Date: 16th December 2022
Author: BETTER FINANCE

On Wednesday 14 December, the United Securities and Exchange Commission (SEC) proposed Regulation Best Execution, seeking to establish a best execution regulatory framework mandating that securities brokers and dealers execute deals at the best price available.

BETTER FINANCE, which itself has been highlighting the need for more transparent and fair European stock markets, applauds the SEC for this push that would produce the biggest changes to US equity trading rules since 2005.

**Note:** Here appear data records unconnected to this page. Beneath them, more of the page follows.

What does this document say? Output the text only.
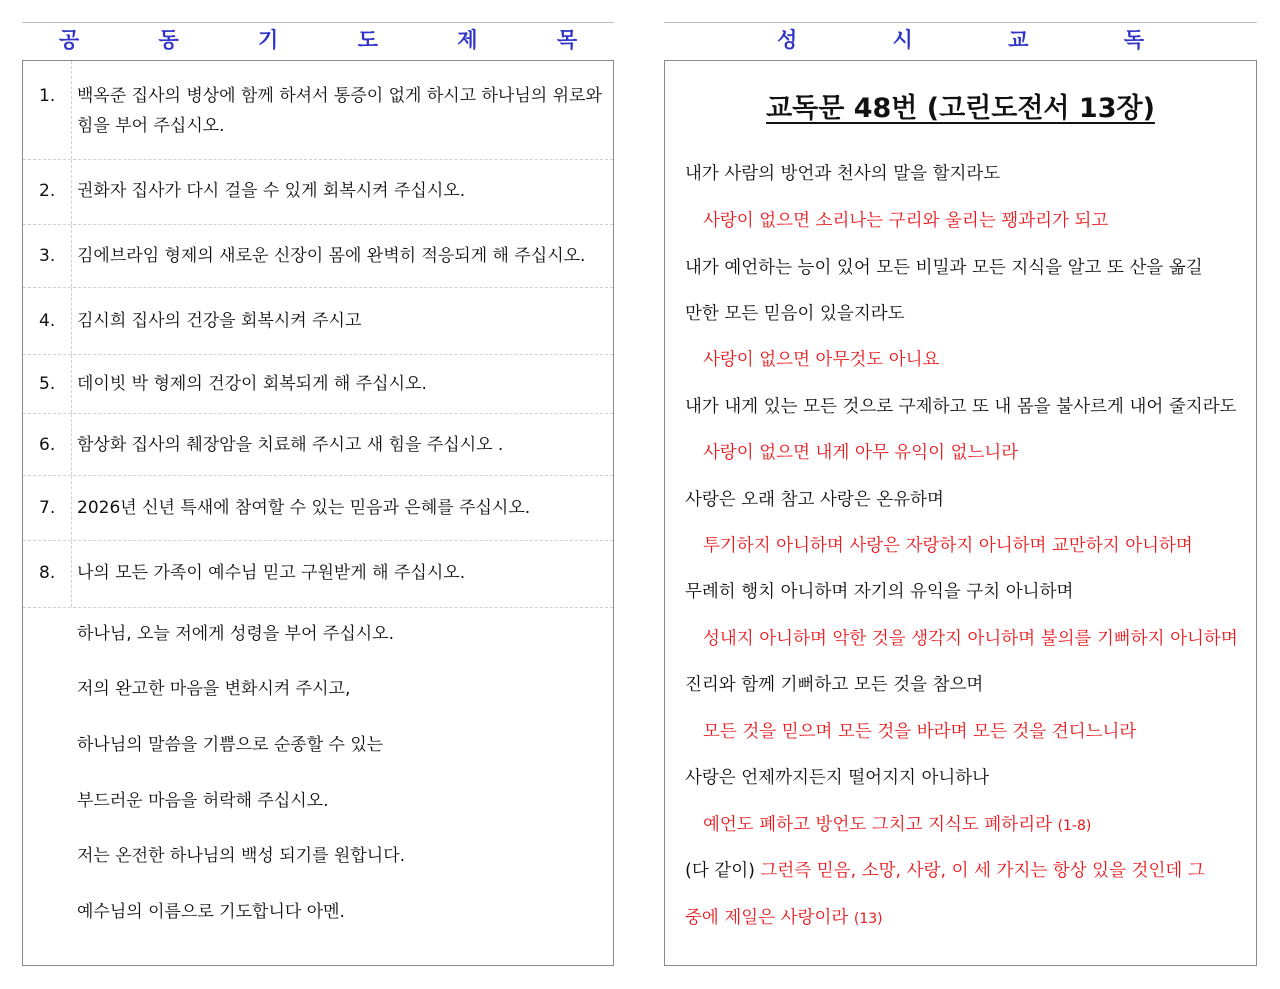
공 동 기 도 제 목
1. 백옥준 집사의 병상에 함께 하셔서 통증이 없게 하시고 하나님의 위로와 힘을 부어 주십시오.
2. 권화자 집사가 다시 걸을 수 있게 회복시켜 주십시오.
3. 김에브라임 형제의 새로운 신장이 몸에 완벽히 적응되게 해 주십시오.
4. 김시희 집사의 건강을 회복시켜 주시고
5. 데이빗 박 형제의 건강이 회복되게 해 주십시오.
6. 함상화 집사의 췌장암을 치료해 주시고 새 힘을 주십시오 .
7. 2026년 신년 특새에 참여할 수 있는 믿음과 은혜를 주십시오.
8. 나의 모든 가족이 예수님 믿고 구원받게 해 주십시오.
하나님, 오늘 저에게 성령을 부어 주십시오.
저의 완고한 마음을 변화시켜 주시고,
하나님의 말씀을 기쁨으로 순종할 수 있는
부드러운 마음을 허락해 주십시오.
저는 온전한 하나님의 백성 되기를 원합니다.
예수님의 이름으로 기도합니다 아멘.
성 시 교 독
교독문 48번 (고린도전서 13장)
내가 사람의 방언과 천사의 말을 할지라도
사랑이 없으면 소리나는 구리와 울리는 꽹과리가 되고
내가 예언하는 능이 있어 모든 비밀과 모든 지식을 알고 또 산을 옮길
만한 모든 믿음이 있을지라도
사랑이 없으면 아무것도 아니요
내가 내게 있는 모든 것으로 구제하고 또 내 몸을 불사르게 내어 줄지라도
사랑이 없으면 내게 아무 유익이 없느니라
사랑은 오래 참고 사랑은 온유하며
투기하지 아니하며 사랑은 자랑하지 아니하며 교만하지 아니하며
무례히 행치 아니하며 자기의 유익을 구치 아니하며
성내지 아니하며 악한 것을 생각지 아니하며 불의를 기뻐하지 아니하며
진리와 함께 기뻐하고 모든 것을 참으며
모든 것을 믿으며 모든 것을 바라며 모든 것을 견디느니라
사랑은 언제까지든지 떨어지지 아니하나
예언도 폐하고 방언도 그치고 지식도 폐하리라 (1-8)
(다 같이) 그런즉 믿음, 소망, 사랑, 이 세 가지는 항상 있을 것인데 그
중에 제일은 사랑이라 (13)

Like BETTER FINANCE, the SEC believes PFOF does not lead to the best deals for investors, and estimates that the practice causes as much as 1.5 bn dollars in damages for individual investors every year

Whereas the SEC stops short from an outright ban on Payment for Order Flow (PFOF), like BETTER FINANCE, it proposes a plan B to ensure individual investors are adequately protected, by forcing brokers to offer a wider choice of trading venues. On multiple occasions, and as recently as on 17 November 2022, BETTER FINANCE has advised EU authorities to consider:

  • ensuring adequate, fair, clear, not misleading, and publicly available reporting on commissions received by retail brokers from “dark” operators
  • prohibiting systematic internalisers from dealing and executing trades that are below the “large-in-scale” size (compared to the standard market size),
  • imposing an adequate definition for best execution primarily as obtaining the best price, net of commissions and other costs, for retail trades,
  • requiring brokers dealing with “retail” clients to offer at least one “lit” trading venue.

Pointing to the lack of access to market data from dark venues for retail investors, the US regulator and BETTER FINANCE share the same concerns and fight the same fight by seeking to curb the increasing dominance of dark trading venues at the expense of regulated, retail investor friendly, “lit” ones. Gary Gensler, the SEC Chair, stresses that “the markets have become increasingly hidden from view, especially for individual investors […] in part because there isn’t a level playing field among different parts of the market: wholesalers, dark pools and lit exchanges.”